From the fact that defendant did not promptly move, upon receipt of plaintiffs' notice for discovery and inspection, for a protective order pursuant to CPLR 3103, a negative inference can be drawn that the log books sought for inspection were, in fact, discarded after defendant's receipt of said notice. Defendant's request to adjourn plaintiffs' inspection of the subject log books when, as a matter of business practice, said records had already been destroyed, indicates that defendant engaged in conduct which was deliberately dilatory, evasive and obstructive with respect to plaintiffs' discovery rights. Such willful and contumacious conduct warrants the imposition of an unconditional sanction (see, Ferraro v Koncal Assoc., 97 A.D.2d 429; cf. Parascandola v Kaplan, 108 A.D.2d 738; Joseph v Roller Castle, 100 A.D.2d 839). On these facts, defendant must be precluded from arguing that it had no notice of the defective condition on its premises from which the infant plaintiff's injuries resulted. We remit the matter to Special Term for a determination of whether defendant should merely be precluded from making such an argument, or whether its entire answer should be stricken.

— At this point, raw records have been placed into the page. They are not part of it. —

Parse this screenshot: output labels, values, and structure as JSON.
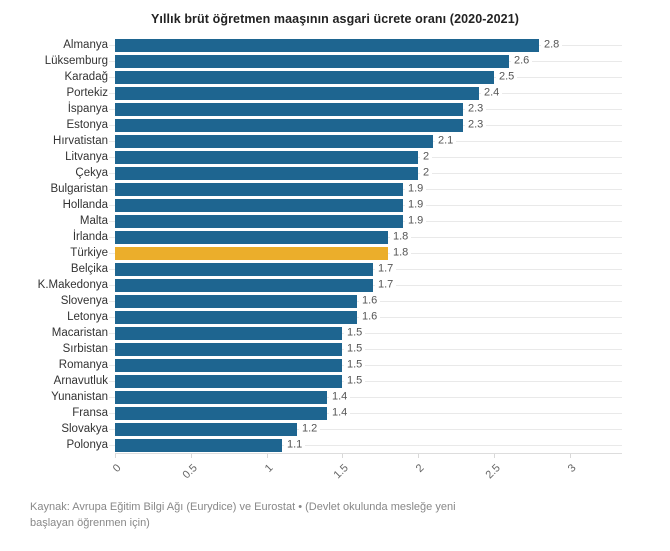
{
  "title": "Yıllık brüt öğretmen maaşının asgari ücrete oranı (2020-2021)",
  "source_note": "Kaynak: Avrupa Eğitim Bilgi Ağı (Eurydice) ve Eurostat • (Devlet okulunda mesleğe yeni başlayan öğrenmen için)",
  "colors": {
    "bar": "#1e6590",
    "highlight": "#ebae2b",
    "row_line": "#e9e9e9",
    "axis_line": "#dddddd"
  },
  "chart_data": {
    "type": "bar",
    "orientation": "horizontal",
    "title": "Yıllık brüt öğretmen maaşının asgari ücrete oranı (2020-2021)",
    "categories": [
      "Almanya",
      "Lüksemburg",
      "Karadağ",
      "Portekiz",
      "İspanya",
      "Estonya",
      "Hırvatistan",
      "Litvanya",
      "Çekya",
      "Bulgaristan",
      "Hollanda",
      "Malta",
      "İrlanda",
      "Türkiye",
      "Belçika",
      "K.Makedonya",
      "Slovenya",
      "Letonya",
      "Macaristan",
      "Sırbistan",
      "Romanya",
      "Arnavutluk",
      "Yunanistan",
      "Fransa",
      "Slovakya",
      "Polonya"
    ],
    "values": [
      2.8,
      2.6,
      2.5,
      2.4,
      2.3,
      2.3,
      2.1,
      2,
      2,
      1.9,
      1.9,
      1.9,
      1.8,
      1.8,
      1.7,
      1.7,
      1.6,
      1.6,
      1.5,
      1.5,
      1.5,
      1.5,
      1.4,
      1.4,
      1.2,
      1.1
    ],
    "highlight_category": "Türkiye",
    "highlight_value": 1.8,
    "value_labels": true,
    "xlabel": "",
    "ylabel": "",
    "xlim": [
      0,
      3.35
    ],
    "x_ticks": [
      0,
      0.5,
      1,
      1.5,
      2,
      2.5,
      3
    ],
    "x_tick_labels": [
      "0",
      "0.5",
      "1",
      "1.5",
      "2",
      "2.5",
      "3"
    ],
    "grid": "horizontal-row-lines",
    "legend": "none"
  }
}
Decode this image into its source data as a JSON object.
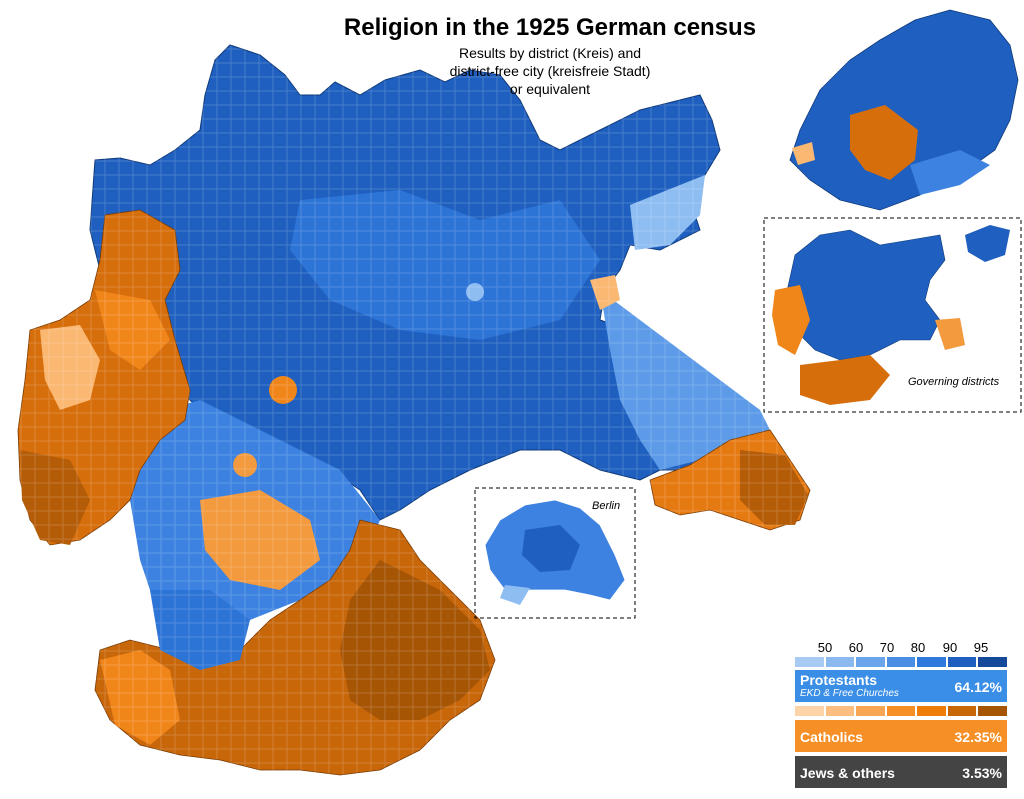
{
  "title": "Religion in the 1925 German census",
  "subtitle": {
    "line1": "Results by district (Kreis) and",
    "line2": "district-free city (kreisfreie Stadt)",
    "line3": "or equivalent"
  },
  "insets": {
    "berlin": "Berlin",
    "governing_districts": "Governing districts"
  },
  "legend": {
    "ticks": [
      "50",
      "60",
      "70",
      "80",
      "90",
      "95"
    ],
    "protestant_scale": [
      "#a8cbf4",
      "#8cbaf0",
      "#6aa5ec",
      "#4a8fe4",
      "#2f78dc",
      "#1f5fbf",
      "#154a9a"
    ],
    "catholic_scale": [
      "#fdd3a8",
      "#fbbd80",
      "#f9a654",
      "#f68f26",
      "#ee7d0a",
      "#c86708",
      "#a65505"
    ],
    "protestants": {
      "label": "Protestants",
      "sublabel": "EKD & Free Churches",
      "percent": "64.12%",
      "color": "#3a8ee6"
    },
    "catholics": {
      "label": "Catholics",
      "percent": "32.35%",
      "color": "#f68f26"
    },
    "others": {
      "label": "Jews & others",
      "percent": "3.53%",
      "color": "#444444"
    }
  },
  "colors": {
    "protestant_dark": "#17509f",
    "protestant_mid": "#2c74d6",
    "protestant_light": "#8ebdf2",
    "catholic_dark": "#b45c07",
    "catholic_mid": "#f0861a",
    "catholic_light": "#fbb872"
  }
}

Inasmuch as a justice of the Supreme Court sitting in Special Term had previously rejected defendant's purportedly exculpatory explanation for its failure to comply with plaintiffs' legitimate discovery demands, it was inappropriate for a justice of coordinate jurisdiction to effectively reconsider and reverse that determination (see, Comstock Co. v Duffy, 43 A.D.2d 704, 705). Accordingly, the order dated September 12, 1984 is reversed, and the prior order of March 17, 1983 is reinstated in its entirety. Brown, J.P., O'Connor, Weinstein and Rubin, JJ., concur.